Avatar is an early graphics-based multi-user highly interactive role-playing video game, created on the University of Illinois' PLATO system in the late 1970s. It has graphics for navigating through a dungeon and chat-style text for player status and communication with others. It can currently be played online via Cyber1 or a simulation called Javatar. What makes Avatar popular is the high level of interactivity with other players and the sense of community that develops. Development on Avatar began on the University of Illinois PLATO system around 1976 by Bruce Maggs and Andrew Shapira, who were junior high school students at the time. They were soon joined by David Sides, who was a student at the University of Illinois. The first version was released in 1979.[1]
Avatar was a successor to several innovative and highly successful role-playing games on the PLATO system, most notably Oubliette, written by Jim Schwaiger and published on the PLATO system in 1977.[1] It was so difficult that one could not play it alone; in order for players to survive, they had to run in groups. Following Oubliette, also on PLATO, was a game called Moria written in 1977, copyright 1978.[1][2]

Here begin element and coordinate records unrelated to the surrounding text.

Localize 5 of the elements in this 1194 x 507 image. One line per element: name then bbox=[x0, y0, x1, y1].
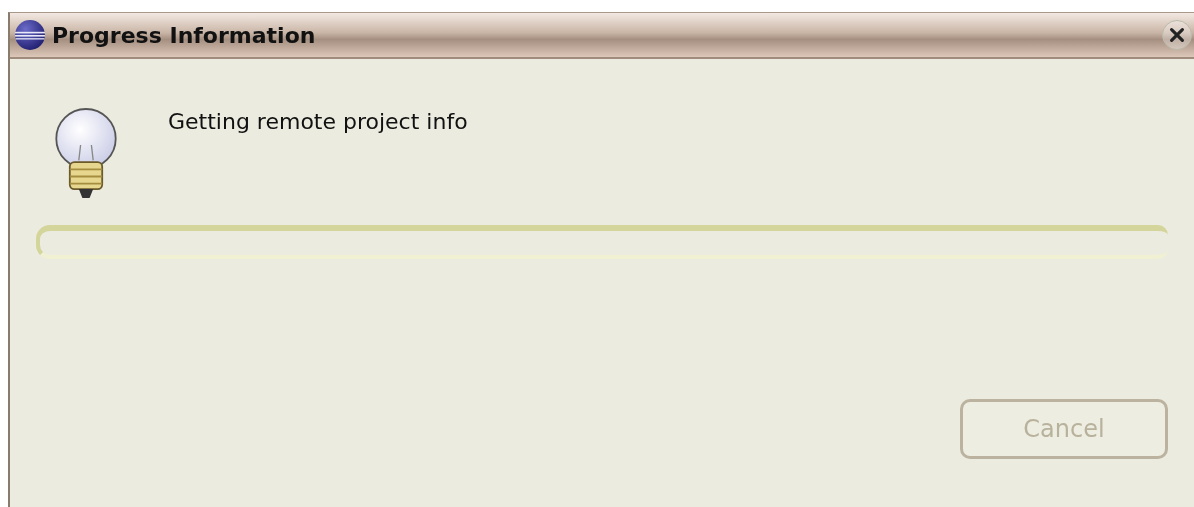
sphere-icon bbox=[14, 19, 46, 51]
close-icon bbox=[1168, 26, 1186, 44]
status-message: Getting remote project info bbox=[168, 109, 468, 134]
window-title: Progress Information bbox=[52, 22, 316, 48]
close-button[interactable] bbox=[1162, 20, 1192, 50]
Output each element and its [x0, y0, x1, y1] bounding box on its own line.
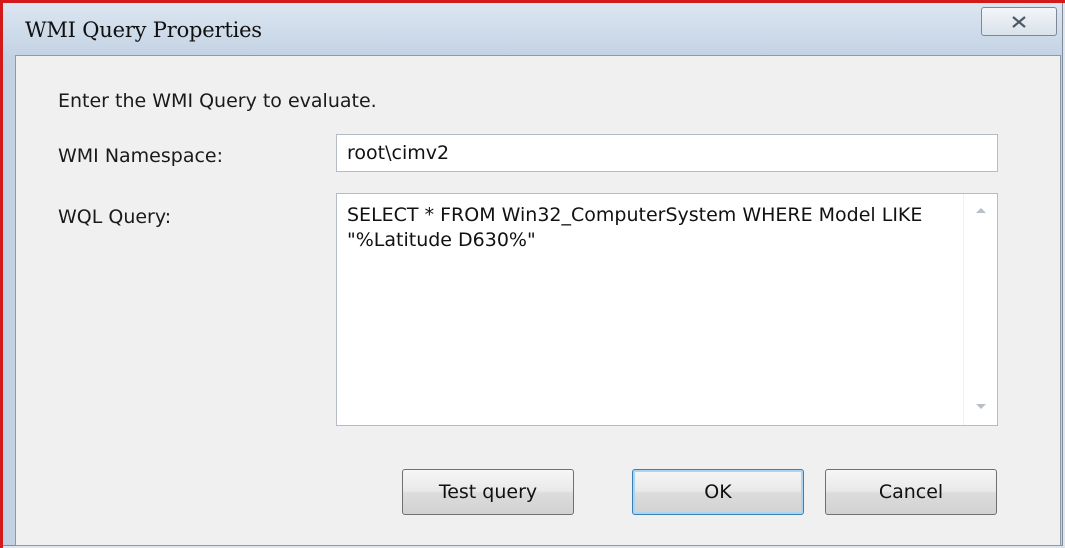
query-box: SELECT * FROM Win32_ComputerSystem WHERE…: [336, 193, 998, 426]
instructions-text: Enter the WMI Query to evaluate.: [58, 90, 377, 112]
title-bar: WMI Query Properties: [3, 3, 1062, 55]
dialog-content: Enter the WMI Query to evaluate. WMI Nam…: [15, 55, 1061, 546]
namespace-input[interactable]: [336, 134, 998, 172]
scroll-down-arrow-icon[interactable]: [976, 404, 986, 409]
ok-button[interactable]: OK: [632, 469, 804, 515]
test-query-button[interactable]: Test query: [402, 469, 574, 515]
dialog-window: WMI Query Properties Enter the WMI Query…: [3, 3, 1063, 546]
query-scrollbar[interactable]: [963, 194, 997, 425]
close-icon: [1012, 15, 1026, 28]
query-textarea[interactable]: SELECT * FROM Win32_ComputerSystem WHERE…: [337, 194, 961, 425]
query-label: WQL Query:: [58, 206, 172, 228]
close-button[interactable]: [981, 7, 1057, 36]
scroll-up-arrow-icon[interactable]: [976, 208, 986, 213]
namespace-label: WMI Namespace:: [58, 145, 224, 167]
cancel-button[interactable]: Cancel: [825, 469, 997, 515]
window-title: WMI Query Properties: [25, 18, 262, 42]
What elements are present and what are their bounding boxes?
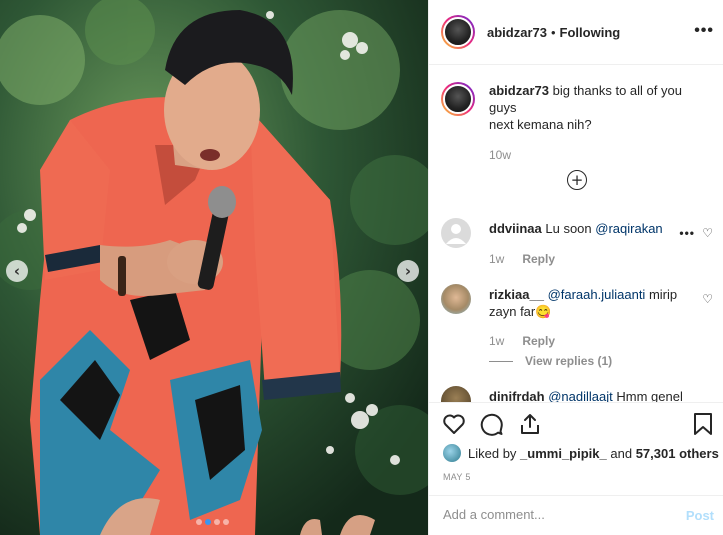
comment-item: rizkiaa__ @faraah.juliaanti mirip zayn f…: [441, 284, 713, 374]
liker-avatar[interactable]: [443, 444, 461, 462]
reply-button[interactable]: Reply: [522, 252, 555, 266]
heart-icon: [443, 414, 465, 434]
comment-body: Hmm genel: [616, 389, 683, 402]
reply-button[interactable]: Reply: [522, 334, 555, 348]
comment-avatar[interactable]: [441, 218, 471, 248]
likes-count-link[interactable]: 57,301 others: [636, 446, 719, 461]
caption-timestamp[interactable]: 10w: [489, 148, 511, 162]
carousel-indicator: [196, 519, 229, 525]
author-username[interactable]: abidzar73: [487, 25, 547, 40]
likes-summary: Liked by _ummi_pipik_ and 57,301 others: [443, 444, 719, 462]
comment-button[interactable]: [479, 411, 505, 437]
chevron-right-icon: ›: [404, 262, 412, 280]
following-button[interactable]: Following: [560, 25, 621, 40]
bookmark-icon: [694, 413, 712, 435]
liked-by-user[interactable]: _ummi_pipik_: [520, 446, 607, 461]
caption-avatar[interactable]: [441, 82, 475, 116]
post-actions: Liked by _ummi_pipik_ and 57,301 others …: [429, 402, 723, 532]
comment-username[interactable]: ddviinaa: [489, 221, 542, 236]
comment-like-heart-icon[interactable]: ♡: [702, 226, 713, 240]
carousel-dot: [223, 519, 229, 525]
comment-time[interactable]: 1w: [489, 252, 504, 266]
caption-line2: next kemana nih?: [489, 117, 592, 132]
comment-body: Lu soon: [545, 221, 592, 236]
caption: abidzar73 big thanks to all of you guys …: [441, 82, 711, 133]
save-button[interactable]: [690, 411, 716, 437]
caption-username[interactable]: abidzar73: [489, 83, 549, 98]
comment-like-heart-icon[interactable]: ♡: [702, 292, 713, 306]
caption-text: abidzar73 big thanks to all of you guys …: [489, 82, 699, 133]
share-button[interactable]: [517, 411, 543, 437]
carousel-next-button[interactable]: ›: [397, 260, 419, 282]
more-options-icon[interactable]: •••: [694, 22, 714, 40]
comments-list[interactable]: abidzar73 big thanks to all of you guys …: [429, 66, 723, 402]
load-more-comments-icon[interactable]: +: [567, 170, 587, 190]
comment-meta: 1w Reply: [489, 334, 555, 348]
comment-input[interactable]: [443, 507, 663, 522]
comment-options-icon[interactable]: •••: [679, 226, 695, 240]
comment-meta: 1w Reply: [489, 252, 555, 266]
default-user-icon: [446, 224, 466, 244]
comment-mention[interactable]: @faraah.juliaanti: [548, 287, 646, 302]
view-replies-button[interactable]: View replies (1): [489, 354, 612, 368]
post-photo[interactable]: ‹ ›: [0, 0, 428, 535]
comment-item: ddviinaa Lu soon @raqirakan ••• ♡ 1w Rep…: [441, 218, 713, 268]
comment-avatar[interactable]: [441, 386, 471, 402]
comment-avatar[interactable]: [441, 284, 471, 314]
liked-by-and: and: [610, 445, 633, 461]
carousel-dot-active: [205, 519, 211, 525]
post-comment-button[interactable]: Post: [686, 508, 714, 523]
comment-username[interactable]: dinifrdah: [489, 389, 545, 402]
comment-item: dinifrdah @nadillaajt Hmm genel: [441, 386, 713, 402]
comment-username[interactable]: rizkiaa__: [489, 287, 544, 302]
plus-icon: +: [570, 170, 584, 189]
post-header: abidzar73 • Following •••: [429, 0, 723, 65]
comment-text: dinifrdah @nadillaajt Hmm genel: [489, 388, 689, 402]
post-sidebar: abidzar73 • Following ••• abidzar73 big …: [428, 0, 723, 535]
comment-text: ddviinaa Lu soon @raqirakan: [489, 220, 689, 237]
comment-text: rizkiaa__ @faraah.juliaanti mirip zayn f…: [489, 286, 689, 320]
photo-image: [0, 0, 428, 535]
share-upload-icon: [521, 414, 539, 434]
carousel-dot: [196, 519, 202, 525]
header-separator: •: [550, 24, 556, 40]
liked-by-prefix: Liked by: [468, 445, 517, 461]
carousel-prev-button[interactable]: ‹: [6, 260, 28, 282]
carousel-dot: [214, 519, 220, 525]
like-button[interactable]: [441, 411, 467, 437]
speech-bubble-icon: [480, 413, 503, 436]
add-comment-bar: Post: [429, 495, 723, 533]
divider-line: [489, 360, 513, 362]
comment-time[interactable]: 1w: [489, 334, 504, 348]
author-avatar[interactable]: [441, 15, 475, 49]
chevron-left-icon: ‹: [13, 262, 21, 280]
view-replies-label: View replies (1): [525, 354, 613, 368]
comment-mention[interactable]: @raqirakan: [595, 221, 662, 236]
post-date[interactable]: MAY 5: [443, 472, 471, 482]
comment-mention[interactable]: @nadillaajt: [548, 389, 613, 402]
action-icons: [441, 411, 543, 437]
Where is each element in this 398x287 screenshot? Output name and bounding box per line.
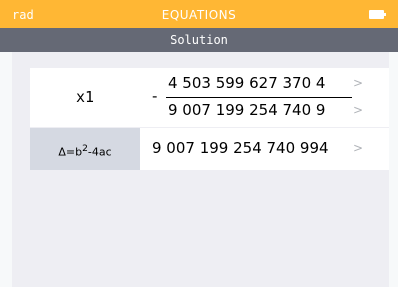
fraction-bar bbox=[166, 97, 352, 98]
discriminant-label: Δ=b2-4ac bbox=[58, 143, 112, 159]
chevron-right-icon: > bbox=[353, 103, 364, 117]
fraction-numerator: 4 503 599 627 370 4 bbox=[168, 74, 326, 92]
status-bar: rad EQUATIONS bbox=[0, 0, 398, 28]
discriminant-value: 9 007 199 254 740 994 bbox=[152, 139, 329, 157]
page-title: Solution bbox=[170, 33, 228, 47]
chevron-right-icon: > bbox=[353, 141, 364, 155]
chevron-right-icon: > bbox=[353, 76, 364, 90]
minus-sign: - bbox=[152, 87, 158, 105]
sub-header: Solution bbox=[0, 28, 398, 52]
battery-icon bbox=[369, 10, 386, 19]
solution-label-x1: x1 bbox=[75, 88, 95, 106]
app-title: EQUATIONS bbox=[161, 8, 237, 22]
fraction-denominator: 9 007 199 254 740 9 bbox=[168, 101, 326, 119]
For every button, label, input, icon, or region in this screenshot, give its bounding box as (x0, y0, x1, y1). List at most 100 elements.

Classic as well as modified versions of Avatar 84 are operating on Cyber1. When the NovaNET system existed, it hosted original versions of both Avatar 95 and Avatar 90. It was also possible to play versions of Avatar 84 and Man 60 Avatar on Novanet. These last two games operated with the old game data on the Avatar 95 engine, which was not quite the same as playing through the original engine. The NovaNET system was shut down in November 2015.[3]